Twenty-year-old Jordan, of Eau Claire, Wis., buys, restores and resells vintage Air Jordan basketball kicks on eBay. It's not unusual for a pair he has fixed up to sell for $250. Some go for as much as $600. Why? If you have to ask, then you probably don't remember where you were when Michael Jordan hit that gravity-defying, foul-line jumper at the buzzer to beat the Cavaliers in Game 5 of the first round, either.
"These shoes are like Holy Grails for some people," says Steve Mullholand, publisher of Sole Collector, a magazine for sneaker aficionados. Yes, there are entire magazines devoted to analysis and worship of athletic footwear. Oh, they mention Nike's Zoom Lebron II Low and the occasional Reebok, but in the world of sports shoes, the Nike Air Jordan remains unparalleled. Even with His Airness in retirement, the new 20th-anniversary Air Jordan XX is almost completely sold out just four months after its release.
Fans will say AJs look cool and fit like a slipper. But mostly, the line owes its success to superb brand management and an iconic frontman. "For every shoe Jordan wore, there's a memorable shot or moment," Mullholand says. "You have this attachment to that cool moment, and you can have a piece of that on your feet."
That's where Hagedorn comes in. He can make a stinky, beat-up sneaker look worthy of a display case, which is where most vintage AJs wind up. "That's artwork," Mullholand says. "There are very few people who do it."
White shoe polish gave Hagedorn his inspiration. When he grew out of the used AJ XIIs he bought on eBay for $40, Hagedorn decided to touch them up and see if he could make his money back. They sold for $120.
"I made $80 for a little shoe polish!" says Hagedorn, who was born in 1985, the year brand Air Jordan debuted. His first name has turned out to be an apt coincidence, but his mom, Jody, says he loved sneakers long before he saw Jordan fly across a basketball court. "I'd buy two pair of shoes at Payless for $15 — one for Jordan, one for his brother. But Jordan wanted both. He wanted to wear a white one on one foot and a colored one on the other. He was always into shoes."
As a high school sophomore in Eau Claire, where most kids don't wear showy kicks, Hagedorn desperately wanted Air Jordans — and one pair wasn't enough. To keep up with the latest issued, he realized he could paint and patch the old ones and easily double his money. "There are a lot of guys who maybe had a pair in high school (or wish they had), and now they have money to blow," he says.

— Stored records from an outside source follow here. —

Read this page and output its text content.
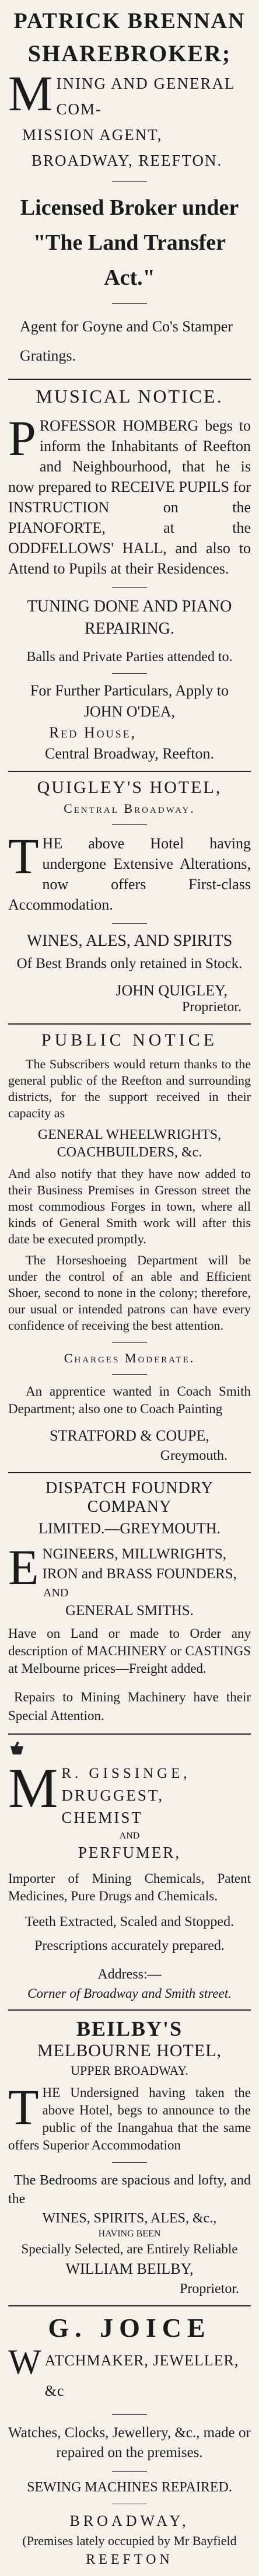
PATRICK BRENNAN

SHAREBROKER;

M INING AND GENERAL COM-

MISSION AGENT,

BROADWAY, REEFTON.

Licensed Broker under "The Land Transfer Act."

Agent for Goyne and Co's Stamper Gratings.

MUSICAL NOTICE.

P ROFESSOR HOMBERG begs to inform the Inhabitants of Reefton and Neighbourhood, that he is now prepared to RECEIVE PUPILS for INSTRUCTION on the PIANOFORTE, at the ODDFELLOWS' HALL, and also to Attend to Pupils at their Residences.

TUNING DONE AND PIANO REPAIRING.

Balls and Private Parties attended to.

For Further Particulars, Apply to

JOHN O'DEA,

Red House,

Central Broadway, Reefton.

QUIGLEY'S HOTEL,

Central Broadway.

T HE above Hotel having undergone Extensive Alterations, now offers First-class Accommodation.

WINES, ALES, AND SPIRITS

Of Best Brands only retained in Stock.

JOHN QUIGLEY,

Proprietor.

PUBLIC NOTICE

The Subscribers would return thanks to the general public of the Reefton and surrounding districts, for the support received in their capacity as

GENERAL WHEELWRIGHTS, COACHBUILDERS, &c.

And also notify that they have now added to their Business Premises in Gresson street the most commodious Forges in town, where all kinds of General Smith work will after this date be executed promptly.

The Horseshoeing Department will be under the control of an able and Efficient Shoer, second to none in the colony; therefore, our usual or intended patrons can have every confidence of receiving the best attention.

Charges Moderate.

An apprentice wanted in Coach Smith Department; also one to Coach Painting

STRATFORD & COUPE,

Greymouth.

DISPATCH FOUNDRY COMPANY

LIMITED.—GREYMOUTH.

E NGINEERS, MILLWRIGHTS,

IRON and BRASS FOUNDERS,

AND

GENERAL SMITHS.

Have on Land or made to Order any description of MACHINERY or CASTINGS at Melbourne prices—Freight added.

Repairs to Mining Machinery have their Special Attention.

M R. GISSINGE,

DRUGGEST, CHEMIST

AND

PERFUMER,

Importer of Mining Chemicals, Patent Medicines, Pure Drugs and Chemicals.

Teeth Extracted, Scaled and Stopped.

Prescriptions accurately prepared.

Address:—

Corner of Broadway and Smith street.

BEILBY'S

MELBOURNE HOTEL,

UPPER BROADWAY.

T HE Undersigned having taken the above Hotel, begs to announce to the public of the Inangahua that the same offers Superior Accommodation

The Bedrooms are spacious and lofty, and the

WINES, SPIRITS, ALES, &c.,

HAVING BEEN

Specially Selected, are Entirely Reliable

WILLIAM BEILBY,

Proprietor.

G. JOICE

W ATCHMAKER, JEWELLER, &c

Watches, Clocks, Jewellery, &c., made or repaired on the premises.

SEWING MACHINES REPAIRED.

BROADWAY,

(Premises lately occupied by Mr Bayfield

REEFTON
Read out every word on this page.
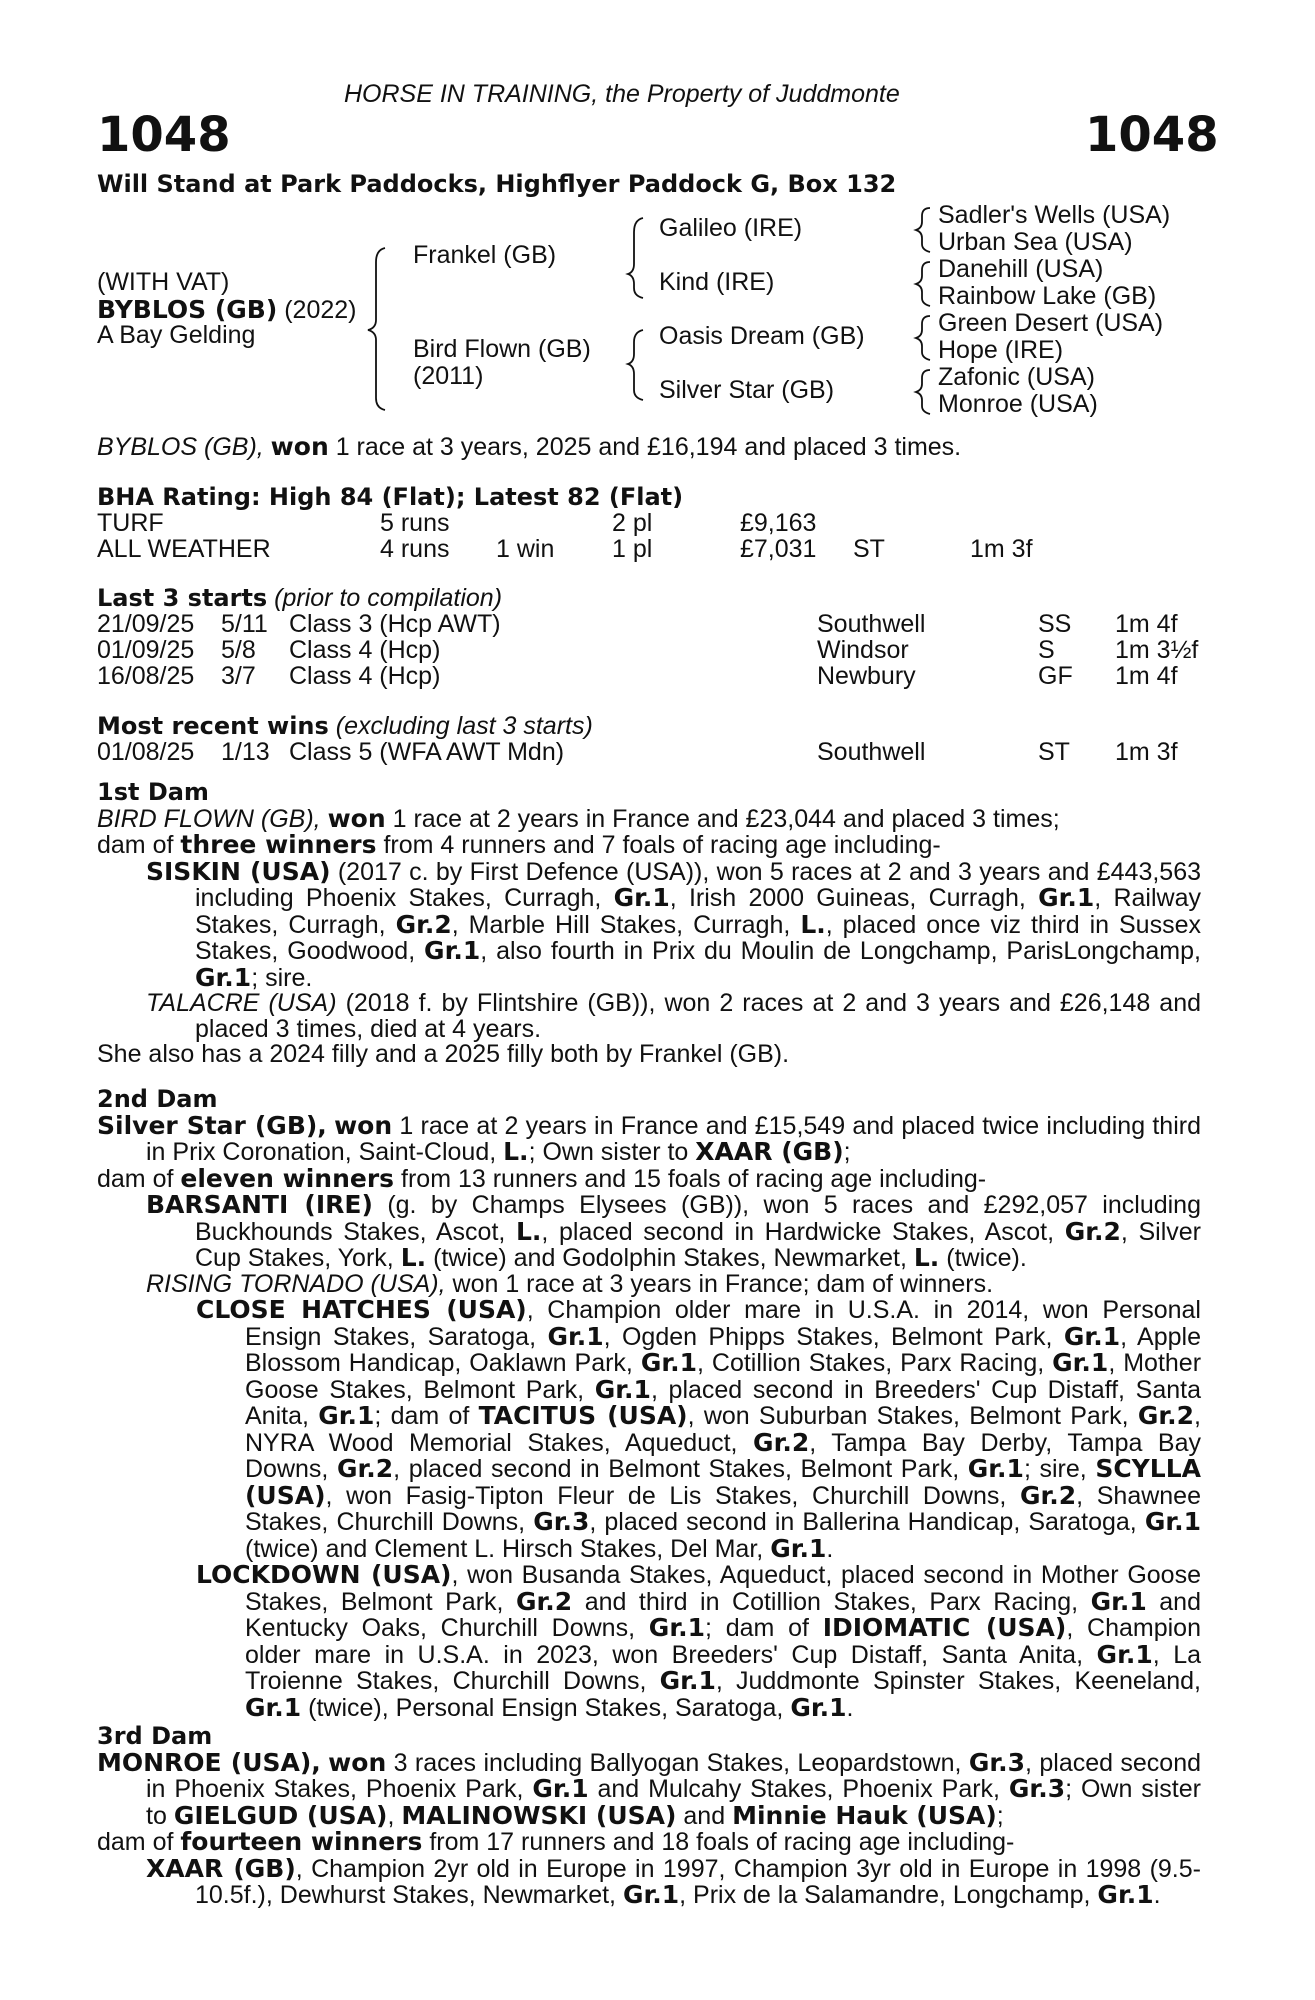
HORSE IN TRAINING, the Property of Juddmonte
1048	1048
Will Stand at Park Paddocks, Highflyer Paddock G, Box 132
(WITH VAT)
BYBLOS (GB) (2022)
A Bay Gelding
Frankel (GB)
Bird Flown (GB)
(2011)
Galileo (IRE)
Kind (IRE)
Oasis Dream (GB)
Silver Star (GB)
Sadler's Wells (USA)
Urban Sea (USA)
Danehill (USA)
Rainbow Lake (GB)
Green Desert (USA)
Hope (IRE)
Zafonic (USA)
Monroe (USA)
BYBLOS (GB), won 1 race at 3 years, 2025 and £16,194 and placed 3 times.
BHA Rating: High 84 (Flat); Latest 82 (Flat)
TURF	5 runs	2 pl	£9,163
ALL WEATHER	4 runs 1 win 1 pl	£7,031 ST	1m 3f
Last 3 starts (prior to compilation)
21/09/25 5/11 Class 3 (Hcp AWT)	Southwell	SS 1m 4f
01/09/25 5/8 Class 4 (Hcp)	Windsor	S 1m 3½f
16/08/25 3/7 Class 4 (Hcp)	Newbury	GF 1m 4f
Most recent wins (excluding last 3 starts)
01/08/25 1/13 Class 5 (WFA AWT Mdn)	Southwell	ST 1m 3f

1st Dam

BIRD FLOWN (GB), won 1 race at 2 years in France and £23,044 and placed 3 times;

dam of three winners from 4 runners and 7 foals of racing age including-

SISKIN (USA) (2017 c. by First Defence (USA)), won 5 races at 2 and 3 years and £443,563 including Phoenix Stakes, Curragh, Gr.1, Irish 2000 Guineas, Curragh, Gr.1, Railway Stakes, Curragh, Gr.2, Marble Hill Stakes, Curragh, L., placed once viz third in Sussex Stakes, Goodwood, Gr.1, also fourth in Prix du Moulin de Longchamp, ParisLongchamp, Gr.1; sire.

TALACRE (USA) (2018 f. by Flintshire (GB)), won 2 races at 2 and 3 years and £26,148 and placed 3 times, died at 4 years.

She also has a 2024 filly and a 2025 filly both by Frankel (GB).

2nd Dam

Silver Star (GB), won 1 race at 2 years in France and £15,549 and placed twice including third in Prix Coronation, Saint-Cloud, L.; Own sister to XAAR (GB);

dam of eleven winners from 13 runners and 15 foals of racing age including-

BARSANTI (IRE) (g. by Champs Elysees (GB)), won 5 races and £292,057 including Buckhounds Stakes, Ascot, L., placed second in Hardwicke Stakes, Ascot, Gr.2, Silver Cup Stakes, York, L. (twice) and Godolphin Stakes, Newmarket, L. (twice).

RISING TORNADO (USA), won 1 race at 3 years in France; dam of winners.

CLOSE HATCHES (USA), Champion older mare in U.S.A. in 2014, won Personal Ensign Stakes, Saratoga, Gr.1, Ogden Phipps Stakes, Belmont Park, Gr.1, Apple Blossom Handicap, Oaklawn Park, Gr.1, Cotillion Stakes, Parx Racing, Gr.1, Mother Goose Stakes, Belmont Park, Gr.1, placed second in Breeders' Cup Distaff, Santa Anita, Gr.1; dam of TACITUS (USA), won Suburban Stakes, Belmont Park, Gr.2, NYRA Wood Memorial Stakes, Aqueduct, Gr.2, Tampa Bay Derby, Tampa Bay Downs, Gr.2, placed second in Belmont Stakes, Belmont Park, Gr.1; sire, SCYLLA (USA), won Fasig-Tipton Fleur de Lis Stakes, Churchill Downs, Gr.2, Shawnee Stakes, Churchill Downs, Gr.3, placed second in Ballerina Handicap, Saratoga, Gr.1 (twice) and Clement L. Hirsch Stakes, Del Mar, Gr.1.

LOCKDOWN (USA), won Busanda Stakes, Aqueduct, placed second in Mother Goose Stakes, Belmont Park, Gr.2 and third in Cotillion Stakes, Parx Racing, Gr.1 and Kentucky Oaks, Churchill Downs, Gr.1; dam of IDIOMATIC (USA), Champion older mare in U.S.A. in 2023, won Breeders' Cup Distaff, Santa Anita, Gr.1, La Troienne Stakes, Churchill Downs, Gr.1, Juddmonte Spinster Stakes, Keeneland, Gr.1 (twice), Personal Ensign Stakes, Saratoga, Gr.1.

3rd Dam

MONROE (USA), won 3 races including Ballyogan Stakes, Leopardstown, Gr.3, placed second in Phoenix Stakes, Phoenix Park, Gr.1 and Mulcahy Stakes, Phoenix Park, Gr.3; Own sister to GIELGUD (USA), MALINOWSKI (USA) and Minnie Hauk (USA);

dam of fourteen winners from 17 runners and 18 foals of racing age including-

XAAR (GB), Champion 2yr old in Europe in 1997, Champion 3yr old in Europe in 1998 (9.5-10.5f.), Dewhurst Stakes, Newmarket, Gr.1, Prix de la Salamandre, Longchamp, Gr.1.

Hagedorn works out of the basement bedroom he shares with his brother, where the twin bed is unmade and paints and brushes litter the floor. Despite the mess, Hagedorn has a system, and it starts with Soft Scrub. He cleans each shoe with a toothbrush and uses an eraser on scuff marks. Then he paints, using a mix of acrylics and acetone that won't rub off. "You've got to be pretty artistic — stay in the lines," Hagedorn says. "I don't know how I got so good."
It's more than painting in the lines that draws collectors from as far as Germany, China and Japan. Hagedorn is savvy about which AJs he buys and sells. Sizes 8 to 13 are most popular. He can tell a re-released style from an original. He knows what's special about each model — a red insole, black paten trim — and can rattle off coordinating Jordan highlights. He knows, almost to the penny, what any Air Jordan is worth. Hagedorn holds up a pair of red and white VIs that he recently bought for $182.50. "Jordan wore them in the '91 season," Hagedorn recites. "And in those Spike Lee commercials." He expects to sell them on eBay this week for more than $400.
The money Hagedorn makes from his current eBay blitz of around two dozen pairs of shoes (he sells under "rogeycrew") he'll put toward a line of T-shirts he's developing. As much as he loves working on AJs, Hagedorn wants something more — a product of his own. He's taking a semester off from the University of Wisconsin-Eau Claire, where he is a graphic design major, to work on it.
Until his own brand takes off, Hagedorn won't have to worry about being strapped for cash. All he has to do is pick up some ratty AJs and work his magic. That's always a slam-dunk.